It is well known that after the defeat of the famous Saracen chief Abderame by Charles Martel, on the plains of Vouille, the magnificent cavalry of the foe fell into the hands of the victors, since more than 300,000 infidels were killed on that day, and the horses which they rode were, like themselves, from the East. Upon a division of the spoil a large number of these were assigned to the men of La Perche, of Orleanais, and Normandy, who composed the bulk of the French forces, and they must necessarily have left in their progeny indelible traces of their blood.

La Perche, like all Christian countries, furnished, as is well known, her contingent of fighting men to the crusades, and the chronicles cite several Counts of Bellesmer, Mortagne, and Nogent, barons and gentlemen of that province, who, with many of their vassals, made pilgrimages to the Holy Land.

The Abbe Faet, in a letter addressed to the Congress of Mortagne, July 16, 1843, and in his great work upon La Perche, cites in this connection a lord of Montdoubleau, Geffroy IV., and Rotrou, Count of La Perche, as having brought back from Palestine several stallions, which were put to mares, and the progeny most carefully preserved. The small number of the sires, their incomparable beauty, and manifest superiority, must have led to the in-and-in breeding so much deprecated by most breeders; but the qualities of the sires became indelibly fixed upon their progeny.

The lord of Montdoubleau was, it is said, the most zealous of the advocates and breeders of the new blood, and, being the most zealous, was the most successful; hence it is that the Montdoubleau stock is to this day the best in Perche. The Count Roger, of Bellesmer, imported both Arabian and Spanish horses, as did Goroze, the lord of Saint Cerney, Courville, and Courseroult; these are historical facts which have their importance. Like chronicles, it is true, exist for other provinces—for Limousin, for Navarre, for Auvergne (the land of noble horses), also for Brittany and Maine; but in the latter not the least sign of Eastern blood is perceptible. The fact is, the crusaders from all the French provinces naturally brought back with them more or less of the Eastern blood, which they had learned to appreciate on the plains of Palestine—but the truth is, it has not been preserved elsewhere; and that we in La Perche, after so many centuries, should be so fortunate as to be able to show the traces of it, should stimulate us to its careful preservation.

From the time of the Roman domination, the horse in his oriental forms was not only valued by the Gauls, but was particularly prized in Perche. In 1861 a subterranean vault was discovered in the middle of a field, near Jargeau (Loiret), upon the borders of Perche. It contained a statue of Bacchus, surrounded by bacchanals, with which were found a horse, a stag, a boar, some fish, a grape vine, and other native products of the country; but the horse was indubitably of the Arab form, which goes to prove, either that at that remote period there were Arabians in the country, or that the native local race from which the portrait was taken resembled the Arabian.

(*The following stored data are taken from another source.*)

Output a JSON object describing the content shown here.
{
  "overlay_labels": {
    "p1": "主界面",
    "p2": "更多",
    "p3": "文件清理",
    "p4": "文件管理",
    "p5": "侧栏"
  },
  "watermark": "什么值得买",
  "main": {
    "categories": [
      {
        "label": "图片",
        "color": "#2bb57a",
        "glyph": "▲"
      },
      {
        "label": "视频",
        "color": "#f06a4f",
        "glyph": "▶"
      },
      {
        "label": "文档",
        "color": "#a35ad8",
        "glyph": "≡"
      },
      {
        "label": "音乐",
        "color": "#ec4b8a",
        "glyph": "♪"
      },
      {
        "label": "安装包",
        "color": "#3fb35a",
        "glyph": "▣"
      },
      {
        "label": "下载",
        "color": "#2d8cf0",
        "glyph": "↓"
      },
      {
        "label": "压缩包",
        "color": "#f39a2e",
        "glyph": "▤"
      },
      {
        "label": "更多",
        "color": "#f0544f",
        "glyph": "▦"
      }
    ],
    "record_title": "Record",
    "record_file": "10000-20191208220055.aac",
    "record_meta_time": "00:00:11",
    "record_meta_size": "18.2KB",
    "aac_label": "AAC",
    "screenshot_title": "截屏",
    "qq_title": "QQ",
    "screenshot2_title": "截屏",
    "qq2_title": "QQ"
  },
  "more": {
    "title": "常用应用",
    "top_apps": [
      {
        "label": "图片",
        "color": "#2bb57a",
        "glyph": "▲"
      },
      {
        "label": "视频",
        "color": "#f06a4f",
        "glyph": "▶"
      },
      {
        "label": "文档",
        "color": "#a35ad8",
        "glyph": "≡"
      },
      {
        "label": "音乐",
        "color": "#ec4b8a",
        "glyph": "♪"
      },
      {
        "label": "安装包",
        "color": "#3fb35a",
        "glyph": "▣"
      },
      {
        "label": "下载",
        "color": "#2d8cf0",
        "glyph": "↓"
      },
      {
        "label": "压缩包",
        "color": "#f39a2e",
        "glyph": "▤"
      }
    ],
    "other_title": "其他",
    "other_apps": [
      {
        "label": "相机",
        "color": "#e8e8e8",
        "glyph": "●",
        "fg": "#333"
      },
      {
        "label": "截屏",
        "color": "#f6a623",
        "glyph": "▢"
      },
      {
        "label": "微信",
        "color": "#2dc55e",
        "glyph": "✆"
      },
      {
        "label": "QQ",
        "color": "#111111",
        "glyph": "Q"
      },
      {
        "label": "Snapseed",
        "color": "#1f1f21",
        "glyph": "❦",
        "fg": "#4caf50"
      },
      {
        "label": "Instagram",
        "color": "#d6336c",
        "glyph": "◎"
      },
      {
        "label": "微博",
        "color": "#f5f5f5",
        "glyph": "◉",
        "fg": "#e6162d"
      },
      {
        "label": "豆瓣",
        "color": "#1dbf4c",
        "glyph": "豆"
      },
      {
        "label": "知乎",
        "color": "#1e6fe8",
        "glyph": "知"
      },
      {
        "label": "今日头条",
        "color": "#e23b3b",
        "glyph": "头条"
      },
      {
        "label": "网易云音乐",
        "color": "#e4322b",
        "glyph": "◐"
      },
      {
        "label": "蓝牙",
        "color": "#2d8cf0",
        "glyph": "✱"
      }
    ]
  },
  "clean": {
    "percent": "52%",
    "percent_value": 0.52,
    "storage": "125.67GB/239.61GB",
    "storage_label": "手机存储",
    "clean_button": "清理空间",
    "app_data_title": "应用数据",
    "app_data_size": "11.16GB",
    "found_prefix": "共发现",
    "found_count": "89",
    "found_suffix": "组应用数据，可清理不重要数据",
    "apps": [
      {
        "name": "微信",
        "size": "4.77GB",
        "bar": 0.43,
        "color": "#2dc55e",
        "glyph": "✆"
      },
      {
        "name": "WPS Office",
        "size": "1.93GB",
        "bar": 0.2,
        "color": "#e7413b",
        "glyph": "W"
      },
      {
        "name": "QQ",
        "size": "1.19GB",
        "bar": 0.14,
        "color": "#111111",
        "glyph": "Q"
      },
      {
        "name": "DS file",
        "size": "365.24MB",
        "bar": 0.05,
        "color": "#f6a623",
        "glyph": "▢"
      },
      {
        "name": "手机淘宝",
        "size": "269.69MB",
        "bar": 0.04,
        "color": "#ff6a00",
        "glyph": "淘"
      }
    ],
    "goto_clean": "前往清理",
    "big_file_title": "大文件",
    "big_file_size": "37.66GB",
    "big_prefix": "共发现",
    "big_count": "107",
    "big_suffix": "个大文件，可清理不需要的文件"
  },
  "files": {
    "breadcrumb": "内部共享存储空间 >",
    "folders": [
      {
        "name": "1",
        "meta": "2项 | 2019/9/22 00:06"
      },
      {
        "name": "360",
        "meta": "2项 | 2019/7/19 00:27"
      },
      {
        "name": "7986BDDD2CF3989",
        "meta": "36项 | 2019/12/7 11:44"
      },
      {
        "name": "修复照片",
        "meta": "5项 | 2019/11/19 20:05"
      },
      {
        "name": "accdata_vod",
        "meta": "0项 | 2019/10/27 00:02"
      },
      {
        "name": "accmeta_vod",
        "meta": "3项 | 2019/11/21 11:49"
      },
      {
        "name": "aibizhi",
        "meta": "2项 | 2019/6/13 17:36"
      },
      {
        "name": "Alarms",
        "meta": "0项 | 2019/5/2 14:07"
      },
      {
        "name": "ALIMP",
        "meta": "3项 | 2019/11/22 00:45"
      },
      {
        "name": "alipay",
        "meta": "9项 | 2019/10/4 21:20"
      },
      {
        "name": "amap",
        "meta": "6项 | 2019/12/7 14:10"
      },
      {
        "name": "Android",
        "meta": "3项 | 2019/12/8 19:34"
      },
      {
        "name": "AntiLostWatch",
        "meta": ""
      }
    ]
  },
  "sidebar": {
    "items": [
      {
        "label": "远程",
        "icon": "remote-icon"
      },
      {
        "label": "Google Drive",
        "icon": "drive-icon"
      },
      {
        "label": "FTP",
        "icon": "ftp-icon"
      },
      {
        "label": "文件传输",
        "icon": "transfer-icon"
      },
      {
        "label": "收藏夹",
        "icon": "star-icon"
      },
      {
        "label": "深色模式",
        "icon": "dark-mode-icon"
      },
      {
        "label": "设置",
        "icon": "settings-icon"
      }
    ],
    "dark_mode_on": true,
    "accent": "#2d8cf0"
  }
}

These historical data, these inductions, incomplete as they may be, lead to the belief that for antiquity the Percheron yields to no other of our French races, and that the soil which has nourished and preserved it, must be one of the best in France for horse breeding.

Under the feudal rule and inhabited by tenants ever at war, Perche must always have been an equestrian country, and the horse must have been there in every age the companion of man. He must have been really a first class necessity. In those times of continued war and hostile surprises, what property was more movable and so easily taken to a place of safety? How glorious the possession of such noble coursers, and like the Rotrous, to own more than could be counted, as was proudly shown by the heraldic chevrons upon their broad banners, displayed from the towers of Mortagne and Nogent!

But had the Percheron then, as a race, the characteristics it now possesses? This is not probable; it must have been lighter, but still possessing within itself the character which it now presents. The essential point is to prove that there was, at that period, a native race; and if the extraordinary life formerly led there—if the aspect of the country, which must have been always fertile—if the historical inductions do not prove it—the universal tradition of the whole country should not leave us in any doubt in respect to the fact.

Let us, then, take no account of the silence of historians. This silence is no proof of the non-existence of the Percheron. Most of these writers were gentlemen of the equestrian order; they prized the saddle-horse, while they ignored the equally useful breeds of all work.